The poultry industry has quietly begun to bow to the demands of public health and consumer groups by greatly reducing the antibiotics that are fed to healthy chickens.
Long a mainstay of poultry farming, antibiotics have been justified as a means of preventing infection in chickens as well as enhancing growth. Opponents have bitterly criticized the industry for a strategy that they say contributes to a much larger public health problem: the growing resistance to antibiotics of disease-causing bacteria in humans.
Now it appears that, with little fanfare, the industry has begun to acquiesce. Three companies - Tyson Foods, Perdue Farms and Foster Farms, which produce a third of the chicken consumed by Americans each year - say they have voluntarily taken most or all of the antibiotics out of what they feed healthy chickens. In addition, the industry is turning away from an antibiotic used to treat sick birds because it is related to Cipro, the drug used to treat anthrax in humans. Some corporate consumers, including McDonald's, Wendy's and Popeye's, won't buy chicken that has been treated with it.
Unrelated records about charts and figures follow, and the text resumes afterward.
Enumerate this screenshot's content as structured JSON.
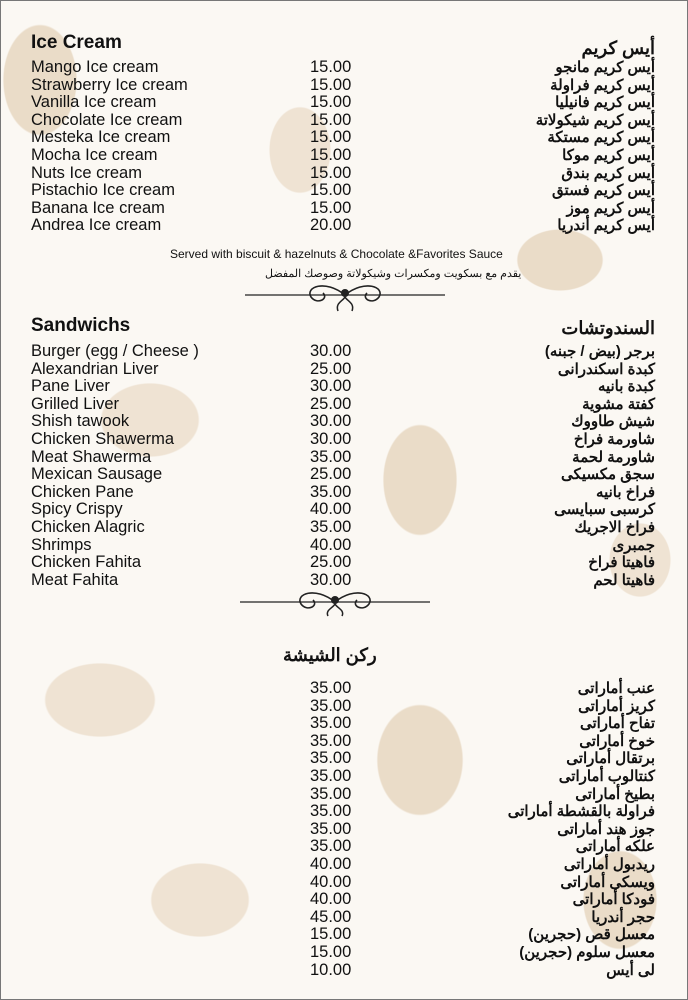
{
  "ice_cream": {
    "title_en": "Ice Cream",
    "title_ar": "أيس كريم",
    "items": [
      {
        "en": "Mango Ice cream",
        "price": "15.00",
        "ar": "أيس كريم مانجو"
      },
      {
        "en": "Strawberry Ice cream",
        "price": "15.00",
        "ar": "أيس كريم فراولة"
      },
      {
        "en": "Vanilla Ice cream",
        "price": "15.00",
        "ar": "أيس كريم فانيليا"
      },
      {
        "en": "Chocolate Ice cream",
        "price": "15.00",
        "ar": "أيس كريم شيكولاتة"
      },
      {
        "en": "Mesteka Ice cream",
        "price": "15.00",
        "ar": "أيس كريم مستكة"
      },
      {
        "en": "Mocha Ice cream",
        "price": "15.00",
        "ar": "أيس كريم موكا"
      },
      {
        "en": "Nuts Ice cream",
        "price": "15.00",
        "ar": "أيس كريم بندق"
      },
      {
        "en": "Pistachio Ice cream",
        "price": "15.00",
        "ar": "أيس كريم فستق"
      },
      {
        "en": "Banana Ice cream",
        "price": "15.00",
        "ar": "أيس كريم موز"
      },
      {
        "en": "Andrea Ice cream",
        "price": "20.00",
        "ar": "أيس كريم أندريا"
      }
    ],
    "note_en": "Served with biscuit & hazelnuts & Chocolate &Favorites Sauce",
    "note_ar": "يقدم مع بسكويت ومكسرات وشيكولاتة وصوصك المفضل"
  },
  "sandwiches": {
    "title_en": "Sandwichs",
    "title_ar": "السندوتشات",
    "items": [
      {
        "en": "Burger (egg / Cheese )",
        "price": "30.00",
        "ar": "برجر (بيض / جبنه)"
      },
      {
        "en": "Alexandrian Liver",
        "price": "25.00",
        "ar": "كبدة اسكندرانى"
      },
      {
        "en": "Pane Liver",
        "price": "30.00",
        "ar": "كبدة بانيه"
      },
      {
        "en": "Grilled Liver",
        "price": "25.00",
        "ar": "كفتة مشوية"
      },
      {
        "en": "Shish tawook",
        "price": "30.00",
        "ar": "شيش طاووك"
      },
      {
        "en": "Chicken Shawerma",
        "price": "30.00",
        "ar": "شاورمة فراخ"
      },
      {
        "en": "Meat Shawerma",
        "price": "35.00",
        "ar": "شاورمة لحمة"
      },
      {
        "en": "Mexican Sausage",
        "price": "25.00",
        "ar": "سجق مكسيكى"
      },
      {
        "en": "Chicken Pane",
        "price": "35.00",
        "ar": "فراخ بانيه"
      },
      {
        "en": "Spicy Crispy",
        "price": "40.00",
        "ar": "كرسبى سبايسى"
      },
      {
        "en": "Chicken Alagric",
        "price": "35.00",
        "ar": "فراخ الاجريك"
      },
      {
        "en": "Shrimps",
        "price": "40.00",
        "ar": "جمبرى"
      },
      {
        "en": "Chicken Fahita",
        "price": "25.00",
        "ar": "فاهيتا فراخ"
      },
      {
        "en": "Meat Fahita",
        "price": "30.00",
        "ar": "فاهيتا لحم"
      }
    ]
  },
  "shisha": {
    "title_ar": "ركن الشيشة",
    "items": [
      {
        "price": "35.00",
        "ar": "عنب أماراتى"
      },
      {
        "price": "35.00",
        "ar": "كريز أماراتى"
      },
      {
        "price": "35.00",
        "ar": "تفاح أماراتى"
      },
      {
        "price": "35.00",
        "ar": "خوخ أماراتى"
      },
      {
        "price": "35.00",
        "ar": "برتقال أماراتى"
      },
      {
        "price": "35.00",
        "ar": "كنتالوب أماراتى"
      },
      {
        "price": "35.00",
        "ar": "بطيخ أماراتى"
      },
      {
        "price": "35.00",
        "ar": "فراولة بالقشطة أماراتى"
      },
      {
        "price": "35.00",
        "ar": "جوز هند أماراتى"
      },
      {
        "price": "35.00",
        "ar": "علكه أماراتى"
      },
      {
        "price": "40.00",
        "ar": "ريدبول أماراتى"
      },
      {
        "price": "40.00",
        "ar": "ويسكى أماراتى"
      },
      {
        "price": "40.00",
        "ar": "فودكا أماراتى"
      },
      {
        "price": "45.00",
        "ar": "حجر أندريا"
      },
      {
        "price": "15.00",
        "ar": "معسل قص (حجرين)"
      },
      {
        "price": "15.00",
        "ar": "معسل سلوم (حجرين)"
      },
      {
        "price": "10.00",
        "ar": "لى أيس"
      }
    ]
  }
}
Despite the overall decrease in antibiotic use, there is no way for the consumer to know whether one of these companies' chickens has been treated with antibiotics. This is especially true of drugs used to treat sick chickens. Treating a few sick birds requires treating the entire flock, and flocks often number more than 30,000. The only way consumers can be certain the chickens have not been treated with antibiotics is to buy those labeled antibiotic-free, or organic.
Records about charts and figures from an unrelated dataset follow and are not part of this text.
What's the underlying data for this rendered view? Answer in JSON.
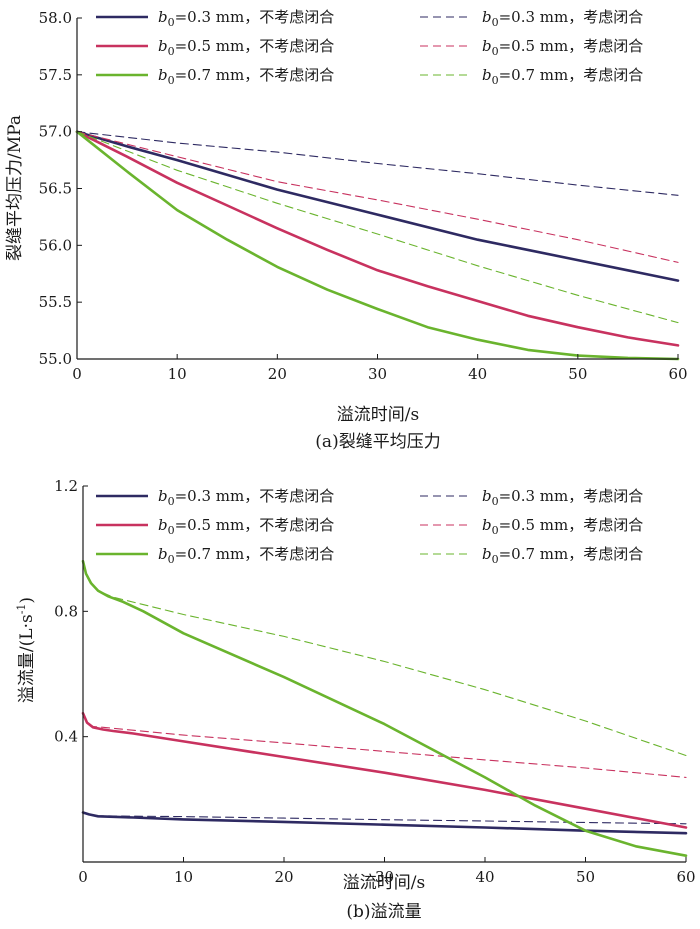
{
  "chart_data": [
    {
      "type": "line",
      "caption": "(a)裂缝平均压力",
      "xlabel": "溢流时间/s",
      "ylabel": "裂缝平均压力/MPa",
      "xlim": [
        0,
        60
      ],
      "ylim": [
        55.0,
        58.0
      ],
      "xticks": [
        "0",
        "10",
        "20",
        "30",
        "40",
        "50",
        "60"
      ],
      "yticks": [
        "55.0",
        "55.5",
        "56.0",
        "56.5",
        "57.0",
        "57.5",
        "58.0"
      ],
      "legend": "top",
      "grid": false,
      "series": [
        {
          "name": "=0.3 mm，不考虑闭合",
          "legend_lead": "b",
          "legend_sub": "0",
          "color": "#2e2a62",
          "dash": "solid",
          "x": [
            0,
            5,
            10,
            15,
            20,
            30,
            40,
            50,
            60
          ],
          "y": [
            57.0,
            56.87,
            56.75,
            56.62,
            56.49,
            56.27,
            56.05,
            55.87,
            55.69
          ]
        },
        {
          "name": "=0.3 mm，考虑闭合",
          "legend_lead": "b",
          "legend_sub": "0",
          "color": "#2e2a62",
          "dash": "dashed",
          "x": [
            0,
            10,
            20,
            30,
            40,
            50,
            60
          ],
          "y": [
            57.0,
            56.9,
            56.82,
            56.72,
            56.63,
            56.53,
            56.44
          ]
        },
        {
          "name": "=0.5 mm，不考虑闭合",
          "legend_lead": "b",
          "legend_sub": "0",
          "color": "#c8325f",
          "dash": "solid",
          "x": [
            0,
            5,
            10,
            15,
            20,
            25,
            30,
            35,
            40,
            45,
            50,
            55,
            60
          ],
          "y": [
            57.0,
            56.78,
            56.55,
            56.35,
            56.15,
            55.96,
            55.78,
            55.64,
            55.51,
            55.38,
            55.28,
            55.19,
            55.12
          ]
        },
        {
          "name": "=0.5 mm，考虑闭合",
          "legend_lead": "b",
          "legend_sub": "0",
          "color": "#c8325f",
          "dash": "dashed",
          "x": [
            0,
            10,
            20,
            30,
            40,
            50,
            60
          ],
          "y": [
            57.0,
            56.78,
            56.56,
            56.4,
            56.23,
            56.05,
            55.85
          ]
        },
        {
          "name": "=0.7 mm，不考虑闭合",
          "legend_lead": "b",
          "legend_sub": "0",
          "color": "#6ab42e",
          "dash": "solid",
          "x": [
            0,
            5,
            10,
            15,
            20,
            25,
            30,
            35,
            40,
            45,
            50,
            55,
            60
          ],
          "y": [
            57.0,
            56.65,
            56.31,
            56.05,
            55.81,
            55.61,
            55.44,
            55.28,
            55.17,
            55.08,
            55.03,
            55.01,
            55.0
          ]
        },
        {
          "name": "=0.7 mm，考虑闭合",
          "legend_lead": "b",
          "legend_sub": "0",
          "color": "#6ab42e",
          "dash": "dashed",
          "x": [
            0,
            10,
            20,
            30,
            40,
            50,
            60
          ],
          "y": [
            57.0,
            56.66,
            56.37,
            56.1,
            55.82,
            55.56,
            55.32
          ]
        }
      ]
    },
    {
      "type": "line",
      "caption": "(b)溢流量",
      "xlabel": "溢流时间/s",
      "ylabel_main": "溢流量/(L·s",
      "ylabel_sup": "-1",
      "ylabel_close": ")",
      "xlim": [
        0,
        60
      ],
      "ylim": [
        0.0,
        1.2
      ],
      "xticks": [
        "0",
        "10",
        "20",
        "30",
        "40",
        "50",
        "60"
      ],
      "ytick_values": [
        0.4,
        0.8,
        1.2
      ],
      "yticks": [
        "0.4",
        "0.8",
        "1.2"
      ],
      "legend": "top",
      "grid": false,
      "series": [
        {
          "name": "=0.3 mm，不考虑闭合",
          "legend_lead": "b",
          "legend_sub": "0",
          "color": "#2e2a62",
          "dash": "solid",
          "x": [
            0,
            0.6,
            1.5,
            5,
            10,
            20,
            30,
            40,
            50,
            60
          ],
          "y": [
            0.158,
            0.152,
            0.146,
            0.142,
            0.136,
            0.128,
            0.119,
            0.11,
            0.1,
            0.092
          ]
        },
        {
          "name": "=0.3 mm，考虑闭合",
          "legend_lead": "b",
          "legend_sub": "0",
          "color": "#2e2a62",
          "dash": "dashed",
          "x": [
            0,
            0.6,
            1.5,
            10,
            20,
            30,
            40,
            50,
            60
          ],
          "y": [
            0.158,
            0.152,
            0.147,
            0.145,
            0.14,
            0.135,
            0.131,
            0.126,
            0.122
          ]
        },
        {
          "name": "=0.5 mm，不考虑闭合",
          "legend_lead": "b",
          "legend_sub": "0",
          "color": "#c8325f",
          "dash": "solid",
          "x": [
            0,
            0.4,
            1,
            2,
            3,
            5,
            10,
            20,
            30,
            40,
            50,
            60
          ],
          "y": [
            0.475,
            0.445,
            0.43,
            0.423,
            0.418,
            0.41,
            0.385,
            0.335,
            0.285,
            0.23,
            0.17,
            0.11
          ]
        },
        {
          "name": "=0.5 mm，考虑闭合",
          "legend_lead": "b",
          "legend_sub": "0",
          "color": "#c8325f",
          "dash": "dashed",
          "x": [
            0,
            0.4,
            1,
            2,
            10,
            20,
            30,
            40,
            50,
            60
          ],
          "y": [
            0.475,
            0.445,
            0.432,
            0.43,
            0.405,
            0.38,
            0.353,
            0.326,
            0.3,
            0.27
          ]
        },
        {
          "name": "=0.7 mm，不考虑闭合",
          "legend_lead": "b",
          "legend_sub": "0",
          "color": "#6ab42e",
          "dash": "solid",
          "x": [
            0,
            0.3,
            0.8,
            1.5,
            2.5,
            4,
            6,
            10,
            20,
            30,
            40,
            45,
            50,
            55,
            60
          ],
          "y": [
            0.96,
            0.92,
            0.89,
            0.866,
            0.848,
            0.83,
            0.8,
            0.73,
            0.59,
            0.44,
            0.27,
            0.18,
            0.1,
            0.05,
            0.02
          ]
        },
        {
          "name": "=0.7 mm，考虑闭合",
          "legend_lead": "b",
          "legend_sub": "0",
          "color": "#6ab42e",
          "dash": "dashed",
          "x": [
            0,
            0.3,
            0.8,
            1.5,
            3,
            10,
            20,
            30,
            40,
            50,
            60
          ],
          "y": [
            0.96,
            0.92,
            0.89,
            0.866,
            0.845,
            0.79,
            0.72,
            0.64,
            0.55,
            0.45,
            0.34
          ]
        }
      ]
    }
  ]
}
Many opponents of the prevailing agricultural practices see these developments as a major step toward combating antibiotic resistance. But in the absence of any monitoring by the federal government, some remain skeptical about assertions that antibiotic use has been reduced. Because farmers are not required to report antibiotic use in animals, the reduction cannot be documented.
For more than 20 years, poultry producers have stoutly defended the use of antibiotics. The National Chicken Council, an industry trade association, maintains that antibiotics have always been used responsibly. "People well aware of antibiotic resistance in the industry are skeptical that we are the root of the problems," said Richard Lobb, spokesman for the council.